Sweet FSA
Posted on: 18 Feb 2012 by James Farmer

 

Move over, Schwarzenegger. Frederick Smythe-Allinson admires the BoE Governor’s transformation

Mervyn’s Makeover

So farewell then, Merv the Swerve, and hail to Merv the Enforcer. The man who declared menacingly that if a bank was too big to fail it was simply too big. The man who’s been telling David Cameron a few home truths about why Britain can’t fend off the euro crisis with a few easy remarks about how wise we British were to steer clear of the euro in the first place. And a man with iron in his soul and steel in his jaw. Not a man John Vickers would like to encounter down a dark alley.

The Guvnor’s transformation over the last three months has been little short of magnificent. There was a time when making Mr King look uncomfortable was so easy it was almost like cheating. Fire a tricky question at him, and his earnest face would turn blotchy under the trademark desk-clerk specs as he sought to control what looked like a mix of anger and embarrassment. But his composure at the Conservative Party – and, lest we forget, under the searching scrutiny of the BBC’s own Stephanie Flanders – was a different performance.

There was the confident way he sat during the interview. There was the sublimely relaxed way that he coped with the TV floodlights, thanks perhaps to a particularly thick application of orange greasepaint which hid the standing-out veins nicely. Indeed, he didn’t even flinch when Ms Flanders took him to task for having previously underestimated the size of the euro problem. “When the world changes, we change our response,” he purred. Ms Flanders, defeated, changed the subject.

Somebody alert the X Files. Our Guvnor has been abducted by aliens and swapped with a doppelgänger from Alpha Centauri. The truth is out there.

 

More Monkey Business from the Random Walk

Last month, Allinson boldly investigated the theory that dumb animals might make better forecasters than most humans – not just monkeys with keyboards, but also creatures such as Bob Beckman’s dog, whose stock-picking skills earned him the 1970s equivalent of a million pounds. This month, Allinson takes the argument to its logical conclusion.

One of the largest ever random walk experiments came to an end in 2002, when the Wall Street Journal wound up a 14-year attempt to determine whether a blindfolded monkey with a dartboard could beat a panel of stock-picking experts. In 142 six-month trials, a suitable monkey (or rather, its nearest equivalent, a financial journalist) would fire blindfolded darts at a printed sheet of stock names on a wall, while a team of professionals made their own more considered choices.
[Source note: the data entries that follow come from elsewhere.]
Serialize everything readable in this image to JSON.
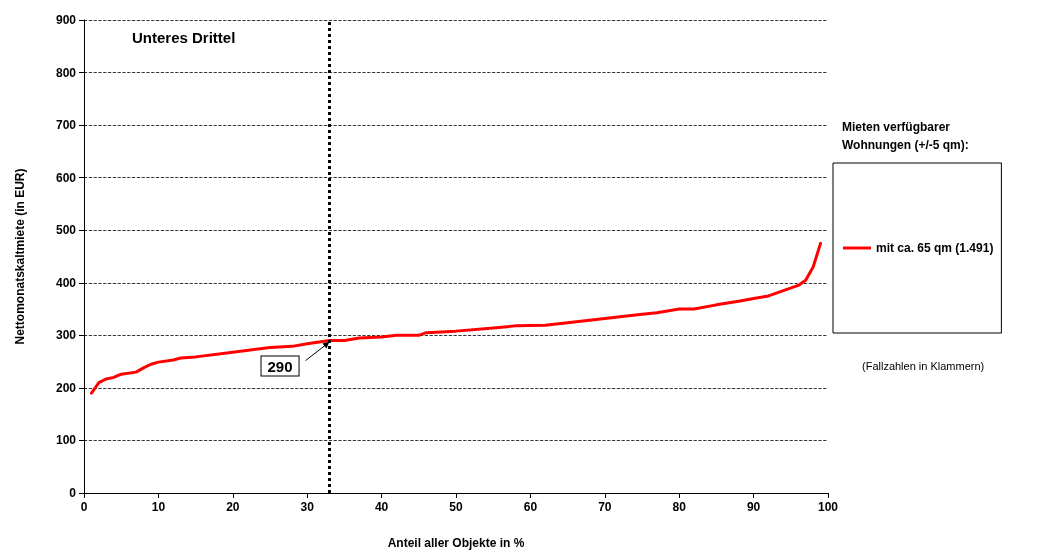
{
  "chart_data": {
    "type": "line",
    "xlabel": "Anteil aller Objekte in %",
    "ylabel": "Nettomonatskaltmiete (in EUR)",
    "legend_title": "Mieten verfügbarer Wohnungen (+/-5 qm):",
    "annotations": [
      "Unteres Drittel",
      {
        "text": "290",
        "x": 33,
        "y": 290
      },
      "(Fallzahlen in Klammern)"
    ],
    "series": [
      {
        "name": "mit ca. 65 qm (1.491)",
        "color": "#ff0000",
        "x": [
          1,
          2,
          3,
          4,
          5,
          7,
          8,
          9,
          10,
          12,
          13,
          15,
          20,
          25,
          28,
          30,
          33,
          35,
          37,
          40,
          42,
          45,
          46,
          50,
          55,
          58,
          62,
          65,
          70,
          75,
          77,
          80,
          82,
          85,
          88,
          90,
          92,
          94,
          96,
          97,
          98,
          99
        ],
        "values": [
          190,
          210,
          217,
          220,
          226,
          230,
          238,
          245,
          249,
          253,
          257,
          259,
          268,
          277,
          279,
          284,
          290,
          290,
          295,
          297,
          300,
          300,
          305,
          308,
          314,
          318,
          319,
          324,
          332,
          340,
          343,
          350,
          350,
          358,
          365,
          370,
          375,
          385,
          395,
          405,
          430,
          475
        ]
      }
    ],
    "xlim": [
      0,
      100
    ],
    "xticks": [
      0,
      10,
      20,
      30,
      40,
      50,
      60,
      70,
      80,
      90,
      100
    ],
    "ylim": [
      0,
      900
    ],
    "yticks": [
      0,
      100,
      200,
      300,
      400,
      500,
      600,
      700,
      800,
      900
    ],
    "grid": "y",
    "legend": "right",
    "marker": "none",
    "line_style": "solid",
    "ref_lines": [
      {
        "axis": "x",
        "value": 33,
        "color": "#000000",
        "line_style": "dotted"
      }
    ]
  }
}
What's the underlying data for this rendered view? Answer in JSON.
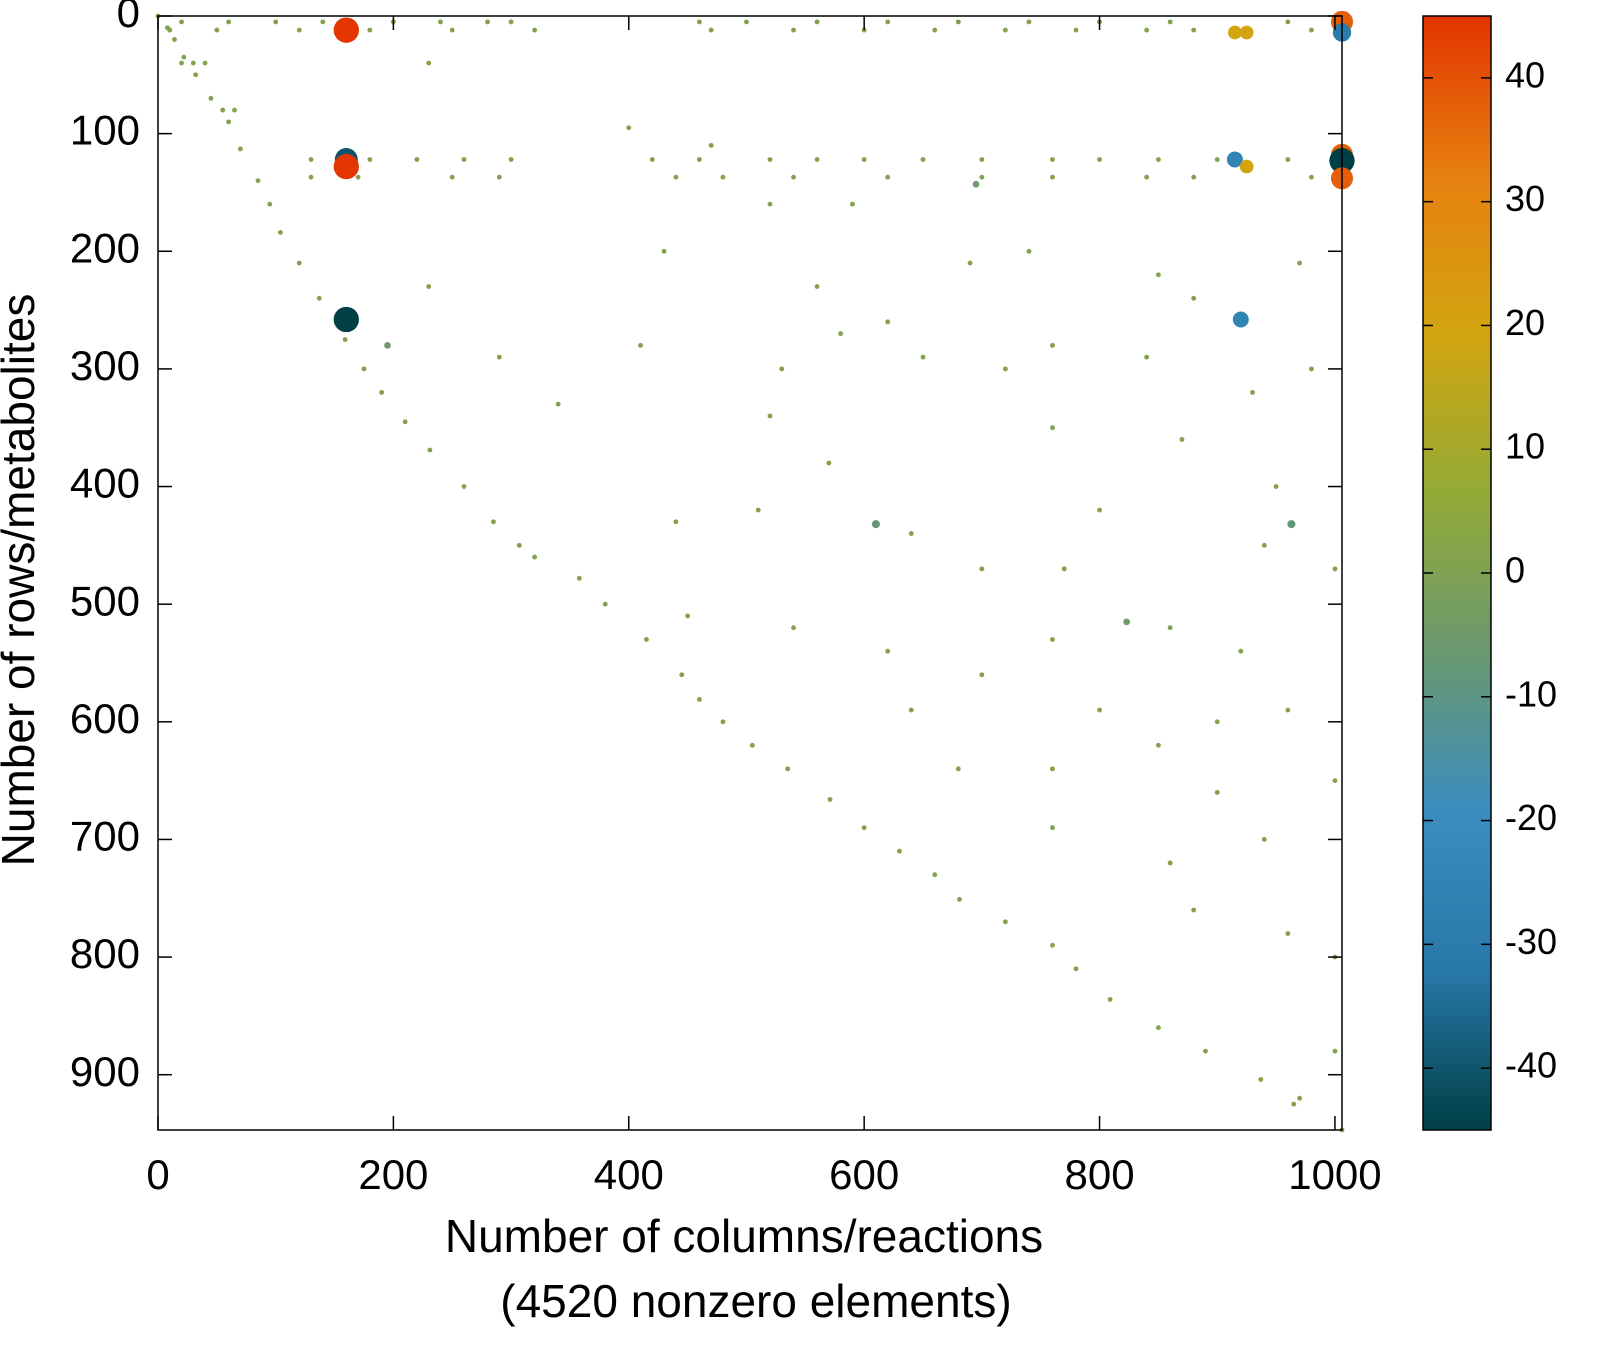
{
  "chart_data": {
    "type": "scatter",
    "ylabel": "Number of rows/metabolites",
    "xlabel": [
      "Number of columns/reactions",
      "(4520 nonzero elements)"
    ],
    "xlim": [
      0,
      1006
    ],
    "ylim": [
      0,
      947
    ],
    "y_inverted": true,
    "xticks": [
      0,
      200,
      400,
      600,
      800,
      1000
    ],
    "yticks": [
      0,
      100,
      200,
      300,
      400,
      500,
      600,
      700,
      800,
      900
    ],
    "clim": [
      -45,
      45
    ],
    "cticks": [
      -40,
      -30,
      -20,
      -10,
      0,
      10,
      20,
      30,
      40
    ],
    "colormap": [
      "#003f46",
      "#2878a8",
      "#3a8dc0",
      "#6a9870",
      "#93aa36",
      "#d2a510",
      "#e88010",
      "#e23500"
    ],
    "x": [
      0,
      8,
      14,
      22,
      32,
      45,
      60,
      70,
      85,
      95,
      104,
      120,
      137,
      159,
      175,
      190,
      210,
      231,
      260,
      285,
      307,
      320,
      358,
      380,
      415,
      445,
      460,
      480,
      505,
      535,
      571,
      600,
      630,
      660,
      681,
      720,
      760,
      780,
      809,
      850,
      890,
      937,
      965,
      1006,
      20,
      30,
      40,
      55,
      65,
      20,
      60,
      100,
      140,
      200,
      240,
      280,
      300,
      460,
      500,
      560,
      620,
      680,
      740,
      800,
      860,
      960,
      10,
      50,
      120,
      180,
      250,
      320,
      470,
      540,
      600,
      660,
      720,
      780,
      840,
      880,
      980,
      130,
      180,
      220,
      260,
      300,
      420,
      460,
      520,
      560,
      600,
      650,
      700,
      760,
      800,
      850,
      900,
      960,
      130,
      170,
      250,
      290,
      440,
      480,
      540,
      620,
      700,
      760,
      840,
      880,
      980,
      230,
      400,
      470,
      520,
      590,
      430,
      230,
      560,
      690,
      740,
      850,
      880,
      970,
      290,
      410,
      530,
      580,
      620,
      650,
      720,
      760,
      840,
      930,
      980,
      340,
      520,
      570,
      760,
      800,
      870,
      950,
      440,
      510,
      640,
      700,
      770,
      940,
      1000,
      450,
      540,
      620,
      700,
      760,
      860,
      920,
      640,
      800,
      900,
      960,
      680,
      760,
      850,
      900,
      1000,
      760,
      940,
      860,
      880,
      960,
      1000,
      970,
      1000,
      160,
      1006,
      1006,
      915,
      925,
      160,
      160,
      1006,
      1006,
      1006,
      915,
      925,
      160,
      920,
      695,
      610,
      963,
      823,
      195
    ],
    "y": [
      0,
      10,
      20,
      35,
      50,
      70,
      90,
      113,
      140,
      160,
      184,
      210,
      240,
      275,
      300,
      320,
      345,
      369,
      400,
      430,
      450,
      460,
      478,
      500,
      530,
      560,
      581,
      600,
      620,
      640,
      666,
      690,
      710,
      730,
      751,
      770,
      790,
      810,
      836,
      860,
      880,
      904,
      925,
      947,
      40,
      40,
      40,
      80,
      80,
      5,
      5,
      5,
      5,
      5,
      5,
      5,
      5,
      5,
      5,
      5,
      5,
      5,
      5,
      5,
      5,
      5,
      12,
      12,
      12,
      12,
      12,
      12,
      12,
      12,
      12,
      12,
      12,
      12,
      12,
      12,
      12,
      122,
      122,
      122,
      122,
      122,
      122,
      122,
      122,
      122,
      122,
      122,
      122,
      122,
      122,
      122,
      122,
      122,
      137,
      137,
      137,
      137,
      137,
      137,
      137,
      137,
      137,
      137,
      137,
      137,
      137,
      40,
      95,
      110,
      160,
      160,
      200,
      230,
      230,
      210,
      200,
      220,
      240,
      210,
      290,
      280,
      300,
      270,
      260,
      290,
      300,
      280,
      290,
      320,
      300,
      330,
      340,
      380,
      350,
      420,
      360,
      400,
      430,
      420,
      440,
      470,
      470,
      450,
      470,
      510,
      520,
      540,
      560,
      530,
      520,
      540,
      590,
      590,
      600,
      590,
      640,
      640,
      620,
      660,
      650,
      690,
      700,
      720,
      760,
      780,
      800,
      920,
      880,
      12,
      5,
      14,
      14,
      14,
      122,
      128,
      118,
      123,
      138,
      122,
      128,
      258,
      258,
      143,
      432,
      432,
      515,
      280
    ],
    "values": [
      1,
      1,
      1,
      1,
      1,
      1,
      1,
      1,
      1,
      1,
      1,
      1,
      1,
      1,
      1,
      1,
      1,
      1,
      1,
      1,
      1,
      1,
      1,
      1,
      1,
      1,
      1,
      1,
      1,
      1,
      1,
      1,
      1,
      1,
      1,
      1,
      1,
      1,
      1,
      1,
      1,
      1,
      1,
      1,
      1,
      1,
      1,
      1,
      1,
      1,
      1,
      1,
      1,
      1,
      1,
      1,
      1,
      1,
      1,
      1,
      1,
      1,
      1,
      1,
      1,
      1,
      1,
      1,
      1,
      1,
      1,
      1,
      1,
      1,
      1,
      1,
      1,
      1,
      1,
      1,
      1,
      1,
      1,
      1,
      1,
      1,
      1,
      1,
      1,
      1,
      1,
      1,
      1,
      1,
      1,
      1,
      1,
      1,
      1,
      1,
      1,
      1,
      1,
      1,
      1,
      1,
      1,
      1,
      1,
      1,
      1,
      1,
      1,
      1,
      1,
      1,
      1,
      1,
      1,
      1,
      1,
      1,
      1,
      1,
      1,
      1,
      1,
      1,
      1,
      1,
      1,
      1,
      1,
      1,
      1,
      1,
      1,
      1,
      1,
      1,
      1,
      1,
      1,
      1,
      1,
      1,
      1,
      1,
      1,
      1,
      1,
      1,
      1,
      1,
      1,
      1,
      1,
      1,
      1,
      1,
      1,
      1,
      1,
      1,
      1,
      1,
      1,
      1,
      1,
      1,
      1,
      1,
      1,
      45,
      38,
      -30,
      20,
      20,
      -40,
      45,
      38,
      -45,
      38,
      -25,
      20,
      -45,
      -25,
      -5,
      -8,
      -8,
      -5,
      -5
    ]
  }
}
Predictably, the monkeys underperformed the pros, but not by as much as you might suppose. The pros won 87 of the 142 contests, but rather remarkably the darts won 55. More embarrassingly, during the first 100 bouts the pros beat the DJ index by an unimpressive 51 wins to 49.

But the fun really started during the last 30 trials (between 1999 and 2002), when a team of WSJ readers was finally invited to join the contest. The amateurs’ average six-monthly loss of 4% was embarrassing enough – but it was positively cringe-making in comparison with the monkeys, which lost only 1%. Ouch.

So, the Challenge for 2012…

Now fair’s fair, of course, that was a highly untypical period of stock market history. The dotcom boom of the late 1990s gave way to the car-crash of 2000-2002, and all bets were decisively off by the time the contest was dropped. But popular legend has it that the monkeys’ stocks continued to be better long-term holds than the pros’ selections, many of which turned out to be skyrockets that quickly fizzled and died.

In these equally testing days, it is time to relight the touch paper. Allinson hereby issues a light-hearted FTSE-100 challenge to the industry. If you can do better than the publishing director’s two-year old daughters, who will each be armed with a great big crayon, the world will salute not just your ability but also your nerves of steel. Who’s offering?